52 Ancestors: My Earliest Known Immigrant Ancestor

Posted by: Eileen A. Souza

View of the town of Winterbach, Sankt Wendel, Saarland, Germany, by Sebastian Decker (Own work) [CC-BY-SA-3.0 (http://creativecommons.org/licenses/by-sa/3.0)], via Wikimedia Commons

View of the town of Winterbach, Sankt Wendel, Saarland, Germany, by Sebastian Decker (Own work) [CC-BY-SA-3.0 (http://creativecommons.org/licenses/by-sa/3.0)], via Wikimedia Commons

As this is the first week in 2019, the theme is First. One of the questions that might be answered under this theme is “Who was my first ancestor to arrive in this country?” My first proven ancestor to arrive in the United States is my 3rd great-grandfather, Michel Meisberger.

According to his marriage certificate, Michel (Michael) was born 04 June 1812 in Winterbach, Sankt Wendel, Saarland, Germany. At that time, Winterbach was in what was known as Rhenish Prussia and later became Saarland. He married Margarethe (Margaret) Bettinger on 10 August 1837 in Sankt Wendel, Saarland, Germany.

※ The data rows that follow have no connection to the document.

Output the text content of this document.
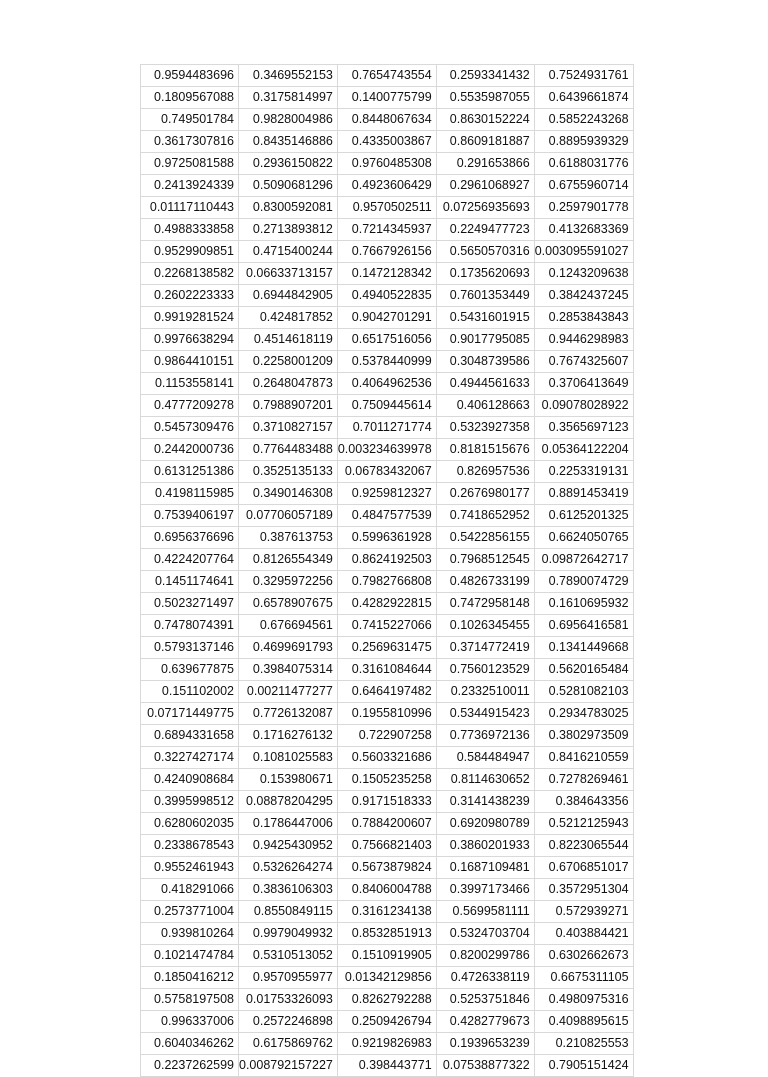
0.9594483696	0.3469552153	0.7654743554	0.2593341432	0.7524931761
0.1809567088	0.3175814997	0.1400775799	0.5535987055	0.6439661874
0.749501784	0.9828004986	0.8448067634	0.8630152224	0.5852243268
0.3617307816	0.8435146886	0.4335003867	0.8609181887	0.8895939329
0.9725081588	0.2936150822	0.9760485308	0.291653866	0.6188031776
0.2413924339	0.5090681296	0.4923606429	0.2961068927	0.6755960714
0.01117110443	0.8300592081	0.9570502511	0.07256935693	0.2597901778
0.4988333858	0.2713893812	0.7214345937	0.2249477723	0.4132683369
0.9529909851	0.4715400244	0.7667926156	0.5650570316	0.003095591027
0.2268138582	0.06633713157	0.1472128342	0.1735620693	0.1243209638
0.2602223333	0.6944842905	0.4940522835	0.7601353449	0.3842437245
0.9919281524	0.424817852	0.9042701291	0.5431601915	0.2853843843
0.9976638294	0.4514618119	0.6517516056	0.9017795085	0.9446298983
0.9864410151	0.2258001209	0.5378440999	0.3048739586	0.7674325607
0.1153558141	0.2648047873	0.4064962536	0.4944561633	0.3706413649
0.4777209278	0.7988907201	0.7509445614	0.406128663	0.09078028922
0.5457309476	0.3710827157	0.7011271774	0.5323927358	0.3565697123
0.2442000736	0.7764483488	0.003234639978	0.8181515676	0.05364122204
0.6131251386	0.3525135133	0.06783432067	0.826957536	0.2253319131
0.4198115985	0.3490146308	0.9259812327	0.2676980177	0.8891453419
0.7539406197	0.07706057189	0.4847577539	0.7418652952	0.6125201325
0.6956376696	0.387613753	0.5996361928	0.5422856155	0.6624050765
0.4224207764	0.8126554349	0.8624192503	0.7968512545	0.09872642717
0.1451174641	0.3295972256	0.7982766808	0.4826733199	0.7890074729
0.5023271497	0.6578907675	0.4282922815	0.7472958148	0.1610695932
0.7478074391	0.676694561	0.7415227066	0.1026345455	0.6956416581
0.5793137146	0.4699691793	0.2569631475	0.3714772419	0.1341449668
0.639677875	0.3984075314	0.3161084644	0.7560123529	0.5620165484
0.151102002	0.00211477277	0.6464197482	0.2332510011	0.5281082103
0.07171449775	0.7726132087	0.1955810996	0.5344915423	0.2934783025
0.6894331658	0.1716276132	0.722907258	0.7736972136	0.3802973509
0.3227427174	0.1081025583	0.5603321686	0.584484947	0.8416210559
0.4240908684	0.153980671	0.1505235258	0.8114630652	0.7278269461
0.3995998512	0.08878204295	0.9171518333	0.3141438239	0.384643356
0.6280602035	0.1786447006	0.7884200607	0.6920980789	0.5212125943
0.2338678543	0.9425430952	0.7566821403	0.3860201933	0.8223065544
0.9552461943	0.5326264274	0.5673879824	0.1687109481	0.6706851017
0.418291066	0.3836106303	0.8406004788	0.3997173466	0.3572951304
0.2573771004	0.8550849115	0.3161234138	0.5699581111	0.572939271
0.939810264	0.9979049932	0.8532851913	0.5324703704	0.403884421
0.1021474784	0.5310513052	0.1510919905	0.8200299786	0.6302662673
0.1850416212	0.9570955977	0.01342129856	0.4726338119	0.6675311105
0.5758197508	0.01753326093	0.8262792288	0.5253751846	0.4980975316
0.996337006	0.2572246898	0.2509426794	0.4282779673	0.4098895615
0.6040346262	0.6175869762	0.9219826983	0.1939653239	0.210825553
0.2237262599	0.008792157227	0.398443771	0.07538877322	0.7905151424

All seven of their children were born in Steinbach, Neunkirchen, Saarland, Germany (at the time of their birth Steinbach was in the Sankt Wendel district but today appears to be a suburb of Ottweiler in the Neunkirchen district).

According to the children’s birth certificates: Theobald Casper was born 25 December 1837; Michael [Jr.] was born 24 February 1839; Johann was born 8 April 1841; Elizabeth was born 20 April 1843; Eva was born 11 June 1845; Helena [Magdalena] was born 7 November 1847; and Barbara was born 3 January 1850. Theobald is my 2nd great-grandfather.

I found a passenger list record that shows that a Michel Meissberger, born about 1811, arrived in New York on 30 September 1853. The ship, the Rhine, left from La Havre, France. I did not find any other family members on this passenger list. Michael filed his Declaration of Intent to apply for naturalization on 6 August 1855 in Pottsville, Schuylkill, Pennsylvania, with a final Petition of Naturalization being issued on 1 November 1858 in Sunbury, Northumberland, Pennsylvania. These naturalization dates support an 1853 or earlier arrival.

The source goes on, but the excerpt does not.